« Il y a beaucoup de raisons à ça » : Jean-Louis Blot, président d’Endemol revient sur les nombreuses coupures du live de la Star Academy (VIDEO)

Mis à jour le 9 janvier 2026 à 11:26
Le président Jean-Louis Blot est revenu sur les nombreuses coupures constatées dans le live de l’émission sur TF1+.

L’émission animée par Nikos Aliagas, à savoir la Star Academy a débuté samedi dernier sur TF1, et deux méthodes de visionnage sont possibles pour suivre les aventures des élèves au château de Dammarie-les-Lys.

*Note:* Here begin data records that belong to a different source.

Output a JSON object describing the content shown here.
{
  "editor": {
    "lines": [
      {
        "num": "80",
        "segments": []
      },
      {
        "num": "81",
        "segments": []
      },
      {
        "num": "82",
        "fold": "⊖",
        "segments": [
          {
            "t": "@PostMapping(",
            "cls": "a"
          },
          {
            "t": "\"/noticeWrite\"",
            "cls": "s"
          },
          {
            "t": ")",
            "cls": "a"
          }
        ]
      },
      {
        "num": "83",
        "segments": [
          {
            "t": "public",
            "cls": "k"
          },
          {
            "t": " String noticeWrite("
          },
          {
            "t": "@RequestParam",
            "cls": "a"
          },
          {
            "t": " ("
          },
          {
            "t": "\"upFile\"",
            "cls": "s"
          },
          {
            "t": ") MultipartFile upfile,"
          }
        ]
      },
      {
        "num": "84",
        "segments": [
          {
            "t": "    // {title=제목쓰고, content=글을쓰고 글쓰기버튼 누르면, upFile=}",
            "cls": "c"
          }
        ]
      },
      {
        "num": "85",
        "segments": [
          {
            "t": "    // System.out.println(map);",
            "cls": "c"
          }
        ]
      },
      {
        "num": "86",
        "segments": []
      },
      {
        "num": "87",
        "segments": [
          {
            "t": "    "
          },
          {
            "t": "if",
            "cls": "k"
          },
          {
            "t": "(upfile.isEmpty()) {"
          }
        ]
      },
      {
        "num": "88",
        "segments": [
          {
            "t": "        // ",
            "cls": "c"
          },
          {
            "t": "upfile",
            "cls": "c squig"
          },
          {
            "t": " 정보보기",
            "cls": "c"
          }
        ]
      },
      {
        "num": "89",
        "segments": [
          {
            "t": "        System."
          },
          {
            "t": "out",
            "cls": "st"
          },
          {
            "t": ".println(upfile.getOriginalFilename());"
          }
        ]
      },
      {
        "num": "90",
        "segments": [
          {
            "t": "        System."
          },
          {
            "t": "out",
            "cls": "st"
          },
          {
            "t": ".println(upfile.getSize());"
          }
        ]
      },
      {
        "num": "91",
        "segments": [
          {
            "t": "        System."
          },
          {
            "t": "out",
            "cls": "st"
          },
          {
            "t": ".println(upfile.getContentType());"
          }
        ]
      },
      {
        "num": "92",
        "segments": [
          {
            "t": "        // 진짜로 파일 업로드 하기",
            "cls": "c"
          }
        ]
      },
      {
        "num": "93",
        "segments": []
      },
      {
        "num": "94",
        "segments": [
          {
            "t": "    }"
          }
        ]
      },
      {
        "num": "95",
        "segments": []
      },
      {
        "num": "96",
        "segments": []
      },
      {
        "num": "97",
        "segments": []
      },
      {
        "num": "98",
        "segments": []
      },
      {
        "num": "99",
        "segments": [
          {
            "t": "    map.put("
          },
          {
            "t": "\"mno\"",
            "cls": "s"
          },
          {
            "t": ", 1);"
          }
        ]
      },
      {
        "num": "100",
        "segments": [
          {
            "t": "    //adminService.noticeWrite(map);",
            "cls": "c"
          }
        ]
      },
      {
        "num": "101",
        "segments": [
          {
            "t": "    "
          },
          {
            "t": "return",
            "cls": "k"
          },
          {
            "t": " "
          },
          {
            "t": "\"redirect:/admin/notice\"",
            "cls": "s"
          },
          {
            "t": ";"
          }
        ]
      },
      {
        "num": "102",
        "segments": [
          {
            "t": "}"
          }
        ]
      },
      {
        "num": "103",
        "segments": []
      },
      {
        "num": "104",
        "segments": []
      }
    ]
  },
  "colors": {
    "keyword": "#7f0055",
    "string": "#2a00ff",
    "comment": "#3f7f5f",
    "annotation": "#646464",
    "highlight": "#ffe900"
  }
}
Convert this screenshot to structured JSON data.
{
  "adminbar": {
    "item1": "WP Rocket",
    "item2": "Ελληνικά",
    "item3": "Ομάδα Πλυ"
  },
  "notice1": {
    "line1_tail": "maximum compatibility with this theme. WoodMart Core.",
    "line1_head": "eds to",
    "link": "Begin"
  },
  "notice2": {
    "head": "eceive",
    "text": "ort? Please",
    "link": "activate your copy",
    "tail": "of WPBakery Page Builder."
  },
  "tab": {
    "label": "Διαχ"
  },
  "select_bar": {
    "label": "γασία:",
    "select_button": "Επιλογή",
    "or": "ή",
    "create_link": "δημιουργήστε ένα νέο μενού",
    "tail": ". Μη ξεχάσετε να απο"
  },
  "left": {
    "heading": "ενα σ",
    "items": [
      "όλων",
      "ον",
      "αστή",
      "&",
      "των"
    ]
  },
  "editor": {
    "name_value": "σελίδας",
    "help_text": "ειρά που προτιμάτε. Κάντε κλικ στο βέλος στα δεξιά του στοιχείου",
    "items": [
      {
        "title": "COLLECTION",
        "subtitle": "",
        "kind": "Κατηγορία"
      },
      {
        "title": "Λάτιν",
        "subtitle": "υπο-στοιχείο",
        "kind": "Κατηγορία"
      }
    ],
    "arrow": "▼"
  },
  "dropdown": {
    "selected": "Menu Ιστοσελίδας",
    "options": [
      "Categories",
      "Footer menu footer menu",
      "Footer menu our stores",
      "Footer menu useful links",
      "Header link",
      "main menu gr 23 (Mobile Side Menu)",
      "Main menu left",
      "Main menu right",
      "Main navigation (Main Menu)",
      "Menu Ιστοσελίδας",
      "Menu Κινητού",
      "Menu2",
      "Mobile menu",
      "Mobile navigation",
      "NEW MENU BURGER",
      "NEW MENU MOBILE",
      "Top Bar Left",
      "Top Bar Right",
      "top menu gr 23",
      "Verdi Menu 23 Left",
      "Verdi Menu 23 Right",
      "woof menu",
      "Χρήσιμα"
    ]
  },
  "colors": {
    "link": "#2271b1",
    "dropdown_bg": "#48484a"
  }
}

Les téléspectateurs déçus des coupures dans le live au château de Dammarie-les-lys 

Les téléspectateurs peuvent soit suivre la Quotidienne chaque soir de la semaine sur TF1, soit suivre la compétition en direct sur le live TF1+ à des créneaux particuliers.

Cependant, nombreux sont les abonnés à avoir été déçus par ce service, de nombreuses coupures ayant été constatées lors de la diffusion.

Invités sur Europe 1 ce vendredi 24 octobre pour parler de cette nouvelle saison de la Star Academy, Jean-Louis Blot, président d’Endemol France, et l’animatrice Karima Charni sont revenus sur ces coupures.

Jean-Louis Blot revient sur les coupures du live 

"Le seul truc qui, pour l’instant, énerve certains fans, c’est le live, qui est une option payante, qui permet de suivre en direct toute la journée. (…) Souvent, on ne voit pas ce qu’il se passe au château, le signal est coupé, ou on a un plan juste sur le château" a expliqué l’animateur de l’émission Culture Médias, Thomas Isle. Le président d’Endemol, Jean-Louis Blot a répondu avec précision : "Il y a beaucoup de raisons à ça. On ne peut pas citer de marque, par définition, donc s’ils disent qu’ils ont envie d’un burger dans leur restaurant favori, on est obligé de couper

Il a aussi ajouté : "On ne peut pas citer de personnes, c’est-à-dire qu’on ne peut pas parler de sa voisine, de sa cousine, etc. C’est assez complexe parce qu’on n’a pas l’autorisation et ce n’est pas quelque chose de notoriété publique donc ça aussi, on est obligé de couper".

Thomas Isle pensait qu’ils souhaitaient également cacher certains éléments afin de les faire découvrir dans les Quotidiennes. "Ce n’est vraiment pas lié à ça. Non, c’est lié à une réglementation toute simple sur laquelle on est précautionneux" a expliqué Jean-Louis Blot.